Saturday, July 29, 2006

Kerry: Don't Change Primary Calendar Iowa First

During his visit to Iowa yesterday, John Kerry said that the 2008 presidential primary calendar proposed by a DNC committee last week "risks complicating the nomination process."

"I'm in favor of Iowa as the first caucus and New Hampshire as the first primary," Kerry told The Des Moines Register after testifying in Iowa City at a Senate hearing on cancer research.

"Now if they stick something in between ... I think that's their choice," the 2004 Democratic presidential nominee added. "But it makes the system more complicated and probably slightly less democratic."

The Democratic National Committee will vote next month on a schedule that keeps the Iowa caucuses' leadoff role intact, but would insert a Nevada party caucus between Iowa and New Hampshire's primary. New Hampshire Democrats have threatened to push the primary earlier on the calendar if the contest's prestige appears to be in jeopardy.

Kerry stopped short of saying he would object to a final schedule that included a Nevada caucus between Iowa and New Hampshire, which the Democratic National Committee will consider when it votes on Aug. 19.

Kerry, the winner of the 2004 Iowa caucuses, was making his third trip to Iowa since the 2004 election.
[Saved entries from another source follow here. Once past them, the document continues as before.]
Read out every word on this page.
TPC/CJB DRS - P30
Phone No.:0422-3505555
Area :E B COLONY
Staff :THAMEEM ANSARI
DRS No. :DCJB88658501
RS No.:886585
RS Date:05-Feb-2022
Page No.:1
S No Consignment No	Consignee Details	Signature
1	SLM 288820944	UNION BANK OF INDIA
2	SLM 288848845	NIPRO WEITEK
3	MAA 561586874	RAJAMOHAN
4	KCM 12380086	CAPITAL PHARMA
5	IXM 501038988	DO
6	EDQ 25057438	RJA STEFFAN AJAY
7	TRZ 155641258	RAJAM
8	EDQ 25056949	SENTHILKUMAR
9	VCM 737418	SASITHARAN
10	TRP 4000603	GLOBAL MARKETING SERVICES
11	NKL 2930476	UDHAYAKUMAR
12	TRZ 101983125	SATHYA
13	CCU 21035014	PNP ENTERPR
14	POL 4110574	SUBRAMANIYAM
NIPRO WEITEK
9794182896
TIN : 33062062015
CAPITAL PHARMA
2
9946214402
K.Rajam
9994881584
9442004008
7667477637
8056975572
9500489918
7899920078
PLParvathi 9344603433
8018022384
He planned to campaign today for legislative candidates in Story City and Independence before headlining a Linn County Democrats' event in Cedar Rapids.

Kerry also won the New Hampshire primary in 2004 and is weighing a bid for 2008.

Kerry said he would assess after the November midterm elections whether he will run again. Kerry dismissed the significance of a Register poll published in early June, which showed him in third place among his potential rivals in the Iowa caucuses, trailing his former running mate John Edwards of North Carolina and New York Sen. Hillary Clinton. Clinton has said she is focused on her Senate re-election this year, while Edwards has said he is very seriously considering a 2008 campaign.

Kerry used a come-from-behind win in Iowa's 2004 caucuses to vault his campaign to a near sweep of the subsequent nominating contests.

He won 38 percent of the vote, but the Register's poll showed him the choice of just 12 percent of likely Democratic caucus goers.

"Every poll anywhere right now is meaningless," Kerry said. "You are talking to a guy who was 30 points down in Iowa for six months. I told you they were meaningless then. Right now, they are even more meaningless. People aren't focused on this."


Kerry has spoken out in the past about changing the primary schedule.